Ja. Zu uns kommen viele Muslime, orthodoxe Christen aus Osteuropa und Atheisten. Unser Raum ist so gestaltet, dass sich alle dort zuhause fühlen und auf Augenhöhe kommunizieren können. Ich sage unseren Mitarbeitern immer: Wenn ihr den Jugendlichen zuhört und euch für das interessiert, was in deren Leben eine Rolle spielt, dann erkauft ihr euch damit auch das Recht, von den Dingen zu erzählen, die in eurem Leben eine Rolle spielen. So entsteht ein Austausch über Glaubensdinge.
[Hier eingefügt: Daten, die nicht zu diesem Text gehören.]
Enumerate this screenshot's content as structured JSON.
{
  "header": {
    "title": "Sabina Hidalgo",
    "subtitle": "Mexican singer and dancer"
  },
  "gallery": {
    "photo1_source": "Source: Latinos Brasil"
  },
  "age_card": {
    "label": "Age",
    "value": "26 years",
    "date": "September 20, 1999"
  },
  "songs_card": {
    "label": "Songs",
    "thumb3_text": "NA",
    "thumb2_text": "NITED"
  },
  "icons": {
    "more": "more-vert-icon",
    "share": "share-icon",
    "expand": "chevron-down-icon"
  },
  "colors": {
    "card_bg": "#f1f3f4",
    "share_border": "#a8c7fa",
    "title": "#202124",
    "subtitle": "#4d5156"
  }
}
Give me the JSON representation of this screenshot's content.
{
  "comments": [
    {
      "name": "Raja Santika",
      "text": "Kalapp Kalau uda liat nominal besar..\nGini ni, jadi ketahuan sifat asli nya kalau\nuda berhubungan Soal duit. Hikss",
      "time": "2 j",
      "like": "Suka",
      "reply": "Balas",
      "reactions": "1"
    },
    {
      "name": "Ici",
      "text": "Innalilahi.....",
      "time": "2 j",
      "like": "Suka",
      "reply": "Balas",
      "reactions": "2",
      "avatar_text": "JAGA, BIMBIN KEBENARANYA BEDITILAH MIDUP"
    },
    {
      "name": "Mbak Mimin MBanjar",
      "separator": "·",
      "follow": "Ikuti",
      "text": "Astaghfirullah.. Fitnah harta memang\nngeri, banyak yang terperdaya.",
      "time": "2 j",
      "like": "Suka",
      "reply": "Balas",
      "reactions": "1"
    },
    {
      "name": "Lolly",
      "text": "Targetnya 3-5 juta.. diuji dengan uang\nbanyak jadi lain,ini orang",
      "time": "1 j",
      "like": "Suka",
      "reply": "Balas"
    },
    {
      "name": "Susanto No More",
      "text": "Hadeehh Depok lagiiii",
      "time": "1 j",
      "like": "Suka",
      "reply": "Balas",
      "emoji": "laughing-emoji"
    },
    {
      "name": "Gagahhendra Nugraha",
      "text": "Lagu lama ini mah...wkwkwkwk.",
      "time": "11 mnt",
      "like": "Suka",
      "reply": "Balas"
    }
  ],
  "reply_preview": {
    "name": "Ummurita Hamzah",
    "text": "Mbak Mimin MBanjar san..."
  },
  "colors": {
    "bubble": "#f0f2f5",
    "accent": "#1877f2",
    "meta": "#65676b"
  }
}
Das gelingt mal besser und mal schlechter. Aber jeder sitzt bei uns mal in der Andacht oder redet über Glaubensfragen.

Gibt es auch Ablehnung?

Natürlich. Wir haben einen Raum, darin hängen Kreuze und da finden auch die Andachten statt. Manche Kinder dürfen den wegen der Kreuze nicht betreten. Es gibt aber auch neutral gestaltete Räume, damit jeder kommen kann, auch solche Kinder, deren Eltern nicht wollen, dass sie zu Christen gehen. Wie viele das sind, kann ich nicht sagen. Die bekomme ich ja nicht mit. Ich denke, insgesamt ist die Akzeptanz groß. Die, die nichts mit Glauben zu tun haben, akzeptieren uns dennoch als sozialer Akteur im Viertel. Wir erleben eigentlich kaum Widerstand.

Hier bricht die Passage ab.